Public Advocate Bill de Blasio returned Sunday to the birthplace of his political career, promising leaders of an array of Jewish organizations that while he may not always agree with them, he will always have an open door for their concerns.

It was all most of them needed to hear from de Blasio, who is seeking to replace the term-limited Mayor Michael Bloomberg — who they say has not met with any of them for more than a year.

“This community was crucial to my campaign for public advocate,” de Blasio, who started his career representing parts of Boro Park, told the approximately 30 people gathered in Leon Goldenberg’s Flatbush office.
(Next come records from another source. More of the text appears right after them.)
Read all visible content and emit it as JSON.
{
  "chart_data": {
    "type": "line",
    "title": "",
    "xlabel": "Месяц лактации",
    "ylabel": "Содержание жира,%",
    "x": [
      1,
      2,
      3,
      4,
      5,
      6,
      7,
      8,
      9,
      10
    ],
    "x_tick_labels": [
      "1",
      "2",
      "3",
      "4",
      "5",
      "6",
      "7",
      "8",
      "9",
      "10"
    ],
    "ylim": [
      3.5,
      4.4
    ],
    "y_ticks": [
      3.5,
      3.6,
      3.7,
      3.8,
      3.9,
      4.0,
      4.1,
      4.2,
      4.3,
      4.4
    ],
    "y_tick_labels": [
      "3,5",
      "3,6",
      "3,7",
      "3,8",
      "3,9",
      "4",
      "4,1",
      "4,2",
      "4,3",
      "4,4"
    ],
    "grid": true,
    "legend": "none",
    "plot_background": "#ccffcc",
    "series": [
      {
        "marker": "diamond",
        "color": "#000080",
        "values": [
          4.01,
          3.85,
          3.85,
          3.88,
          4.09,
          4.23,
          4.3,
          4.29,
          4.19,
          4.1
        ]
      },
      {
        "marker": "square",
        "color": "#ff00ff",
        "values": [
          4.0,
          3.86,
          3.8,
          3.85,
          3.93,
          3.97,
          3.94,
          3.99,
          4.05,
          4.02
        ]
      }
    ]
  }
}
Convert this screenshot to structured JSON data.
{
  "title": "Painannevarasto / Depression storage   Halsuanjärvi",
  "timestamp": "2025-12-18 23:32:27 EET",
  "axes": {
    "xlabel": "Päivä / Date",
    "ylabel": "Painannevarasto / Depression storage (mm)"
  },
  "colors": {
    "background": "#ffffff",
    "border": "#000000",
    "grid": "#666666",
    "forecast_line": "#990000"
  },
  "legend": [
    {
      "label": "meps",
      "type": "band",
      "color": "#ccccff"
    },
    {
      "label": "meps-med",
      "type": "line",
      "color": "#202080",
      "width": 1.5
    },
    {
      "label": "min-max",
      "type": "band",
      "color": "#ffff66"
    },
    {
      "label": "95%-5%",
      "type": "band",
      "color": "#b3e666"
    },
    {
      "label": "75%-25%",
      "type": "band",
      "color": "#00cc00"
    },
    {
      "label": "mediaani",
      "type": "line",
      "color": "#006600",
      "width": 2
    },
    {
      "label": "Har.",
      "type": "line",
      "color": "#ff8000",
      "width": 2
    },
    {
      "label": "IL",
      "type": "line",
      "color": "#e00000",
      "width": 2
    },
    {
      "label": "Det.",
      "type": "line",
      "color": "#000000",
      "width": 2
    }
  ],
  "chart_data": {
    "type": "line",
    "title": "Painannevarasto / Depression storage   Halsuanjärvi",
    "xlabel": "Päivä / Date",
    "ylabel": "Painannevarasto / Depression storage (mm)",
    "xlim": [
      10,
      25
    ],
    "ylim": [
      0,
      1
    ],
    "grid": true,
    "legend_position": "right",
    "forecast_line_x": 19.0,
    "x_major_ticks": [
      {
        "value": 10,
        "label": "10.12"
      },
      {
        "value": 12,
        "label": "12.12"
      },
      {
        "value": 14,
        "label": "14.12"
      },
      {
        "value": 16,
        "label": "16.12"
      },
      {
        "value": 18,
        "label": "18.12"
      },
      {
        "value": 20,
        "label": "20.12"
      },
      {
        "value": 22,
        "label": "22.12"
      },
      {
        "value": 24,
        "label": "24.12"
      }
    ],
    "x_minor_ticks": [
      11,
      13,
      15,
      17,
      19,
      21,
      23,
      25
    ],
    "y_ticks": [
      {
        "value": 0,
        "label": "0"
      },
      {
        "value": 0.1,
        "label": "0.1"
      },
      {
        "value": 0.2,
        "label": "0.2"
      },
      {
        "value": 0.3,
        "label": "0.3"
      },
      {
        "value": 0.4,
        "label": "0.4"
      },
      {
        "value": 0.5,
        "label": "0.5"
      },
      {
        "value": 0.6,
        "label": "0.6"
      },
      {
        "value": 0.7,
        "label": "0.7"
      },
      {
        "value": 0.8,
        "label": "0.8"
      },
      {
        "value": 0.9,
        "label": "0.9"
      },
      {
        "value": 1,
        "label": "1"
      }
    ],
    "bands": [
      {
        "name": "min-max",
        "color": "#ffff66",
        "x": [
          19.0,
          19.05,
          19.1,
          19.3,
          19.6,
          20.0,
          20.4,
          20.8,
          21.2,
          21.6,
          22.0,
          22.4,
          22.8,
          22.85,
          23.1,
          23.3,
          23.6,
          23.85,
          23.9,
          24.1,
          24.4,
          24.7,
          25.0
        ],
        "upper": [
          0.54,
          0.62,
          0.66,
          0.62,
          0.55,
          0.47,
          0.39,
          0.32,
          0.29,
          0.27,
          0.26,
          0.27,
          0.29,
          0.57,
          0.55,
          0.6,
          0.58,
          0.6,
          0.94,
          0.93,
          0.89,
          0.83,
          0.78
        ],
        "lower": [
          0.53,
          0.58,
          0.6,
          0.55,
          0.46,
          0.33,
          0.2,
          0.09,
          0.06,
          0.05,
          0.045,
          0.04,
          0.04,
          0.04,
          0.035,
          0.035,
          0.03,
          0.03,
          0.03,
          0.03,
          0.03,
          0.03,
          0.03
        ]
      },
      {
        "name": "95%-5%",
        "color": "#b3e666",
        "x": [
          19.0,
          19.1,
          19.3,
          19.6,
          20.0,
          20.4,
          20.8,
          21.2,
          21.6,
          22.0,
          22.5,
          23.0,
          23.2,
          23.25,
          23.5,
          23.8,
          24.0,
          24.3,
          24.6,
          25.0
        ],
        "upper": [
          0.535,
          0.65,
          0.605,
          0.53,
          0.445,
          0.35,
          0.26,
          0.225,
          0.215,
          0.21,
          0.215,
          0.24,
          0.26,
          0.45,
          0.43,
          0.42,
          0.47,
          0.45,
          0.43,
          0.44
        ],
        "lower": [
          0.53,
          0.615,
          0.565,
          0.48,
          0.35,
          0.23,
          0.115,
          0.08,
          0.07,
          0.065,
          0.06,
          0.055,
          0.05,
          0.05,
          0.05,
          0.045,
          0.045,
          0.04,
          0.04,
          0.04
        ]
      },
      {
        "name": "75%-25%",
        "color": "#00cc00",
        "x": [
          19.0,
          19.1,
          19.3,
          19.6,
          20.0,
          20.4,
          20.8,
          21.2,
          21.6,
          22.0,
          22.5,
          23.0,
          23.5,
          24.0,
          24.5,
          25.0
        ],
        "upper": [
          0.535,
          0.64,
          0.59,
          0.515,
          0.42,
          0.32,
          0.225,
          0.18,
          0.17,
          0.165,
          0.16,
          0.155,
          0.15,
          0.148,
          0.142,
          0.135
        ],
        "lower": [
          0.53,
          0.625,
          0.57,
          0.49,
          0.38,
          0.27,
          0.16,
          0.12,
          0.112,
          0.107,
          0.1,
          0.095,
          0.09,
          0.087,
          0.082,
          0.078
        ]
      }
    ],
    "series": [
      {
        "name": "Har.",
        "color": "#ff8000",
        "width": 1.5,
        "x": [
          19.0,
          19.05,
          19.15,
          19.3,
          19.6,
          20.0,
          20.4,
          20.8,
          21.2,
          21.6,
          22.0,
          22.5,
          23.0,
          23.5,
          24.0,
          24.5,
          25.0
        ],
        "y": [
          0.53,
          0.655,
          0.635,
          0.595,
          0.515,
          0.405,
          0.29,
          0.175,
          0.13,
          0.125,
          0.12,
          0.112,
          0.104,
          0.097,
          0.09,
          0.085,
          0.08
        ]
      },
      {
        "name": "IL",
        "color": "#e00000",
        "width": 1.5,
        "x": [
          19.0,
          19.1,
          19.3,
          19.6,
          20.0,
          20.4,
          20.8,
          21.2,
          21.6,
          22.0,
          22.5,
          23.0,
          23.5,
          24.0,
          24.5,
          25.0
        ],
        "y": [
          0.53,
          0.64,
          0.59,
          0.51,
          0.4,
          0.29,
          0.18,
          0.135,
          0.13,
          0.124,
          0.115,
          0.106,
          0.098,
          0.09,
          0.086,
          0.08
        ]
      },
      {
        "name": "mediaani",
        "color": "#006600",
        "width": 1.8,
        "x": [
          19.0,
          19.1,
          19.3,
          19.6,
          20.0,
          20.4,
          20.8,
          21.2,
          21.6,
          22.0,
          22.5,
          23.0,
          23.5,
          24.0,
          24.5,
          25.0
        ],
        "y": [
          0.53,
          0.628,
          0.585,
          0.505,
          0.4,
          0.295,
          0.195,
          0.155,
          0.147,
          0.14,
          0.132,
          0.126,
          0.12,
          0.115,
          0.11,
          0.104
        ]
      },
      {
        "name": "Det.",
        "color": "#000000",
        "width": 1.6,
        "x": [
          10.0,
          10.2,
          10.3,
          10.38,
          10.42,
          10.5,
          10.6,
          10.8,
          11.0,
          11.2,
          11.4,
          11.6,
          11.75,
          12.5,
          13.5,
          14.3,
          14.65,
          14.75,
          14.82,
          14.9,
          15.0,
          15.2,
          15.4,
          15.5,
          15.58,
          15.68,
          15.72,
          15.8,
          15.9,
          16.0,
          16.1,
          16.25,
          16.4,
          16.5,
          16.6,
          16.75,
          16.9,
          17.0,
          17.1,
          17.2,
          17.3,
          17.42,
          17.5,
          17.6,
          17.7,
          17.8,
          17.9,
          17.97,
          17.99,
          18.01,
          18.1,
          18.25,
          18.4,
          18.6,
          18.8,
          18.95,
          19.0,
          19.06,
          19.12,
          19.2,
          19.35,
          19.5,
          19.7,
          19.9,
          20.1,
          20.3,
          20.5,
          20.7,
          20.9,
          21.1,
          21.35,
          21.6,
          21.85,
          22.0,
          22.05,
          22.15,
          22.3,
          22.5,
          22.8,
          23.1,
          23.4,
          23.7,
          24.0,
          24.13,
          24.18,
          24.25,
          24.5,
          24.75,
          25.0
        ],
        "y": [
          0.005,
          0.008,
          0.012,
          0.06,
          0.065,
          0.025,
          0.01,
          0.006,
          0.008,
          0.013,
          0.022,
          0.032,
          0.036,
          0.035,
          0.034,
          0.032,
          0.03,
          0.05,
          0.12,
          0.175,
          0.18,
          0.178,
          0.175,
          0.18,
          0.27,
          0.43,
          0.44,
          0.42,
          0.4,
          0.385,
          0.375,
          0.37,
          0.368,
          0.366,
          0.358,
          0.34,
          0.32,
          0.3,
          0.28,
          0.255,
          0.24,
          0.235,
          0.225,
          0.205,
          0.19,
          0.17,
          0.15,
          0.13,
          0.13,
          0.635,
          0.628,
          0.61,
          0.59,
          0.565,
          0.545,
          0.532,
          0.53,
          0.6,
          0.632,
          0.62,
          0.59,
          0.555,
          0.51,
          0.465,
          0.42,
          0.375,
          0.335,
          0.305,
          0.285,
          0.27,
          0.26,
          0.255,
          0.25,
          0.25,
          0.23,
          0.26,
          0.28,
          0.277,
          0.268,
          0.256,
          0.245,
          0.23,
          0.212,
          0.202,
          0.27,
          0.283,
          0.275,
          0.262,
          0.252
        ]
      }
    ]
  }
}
“We’re going to run a citywide campaign and we’re going to go to a runoff and we’re going to win a runoff,” said de Blasio, who is bunched in the polls in second place with several other candidates. By far, the front-runner is City Council Speaker Chris Quinn, whom several of the attendees criticized for not having met substantially with them since she announced her candidacy.

De Blasio compared himself to the friendship President Harry Truman had with businessman Eddy Jacobson, who ended up playing a pivotal role in convincing Truman to recognize the Jewish state in 1948.

“This community will be crucial,” de Blasio said. “Bloomberg came to you in ’09 and didn’t tell you why you were crucial. I could tell you up front, because the community is growing — and growing in political impact.”

On issues from child abuse to metzitzah b’peh, leaders of organizations representing the spectrum of chessed projects and Torah grilled the candidate on how he would respect religious rights. While he said that in all instances the health and safety of children come first, he would never close the door to dialogue.

“If this community stands up,” he said, “and says, ‘We want a different kind of leadership; we want a kind of leadership that is actually connected to us, where when we want a hearing in City Hall, it’s a given that we are going to get it.’”

Former comptroller Bill Thompson, another mayoral candidate, held a similar event later Sunday afternoon at the Avenue Plaza Hotel.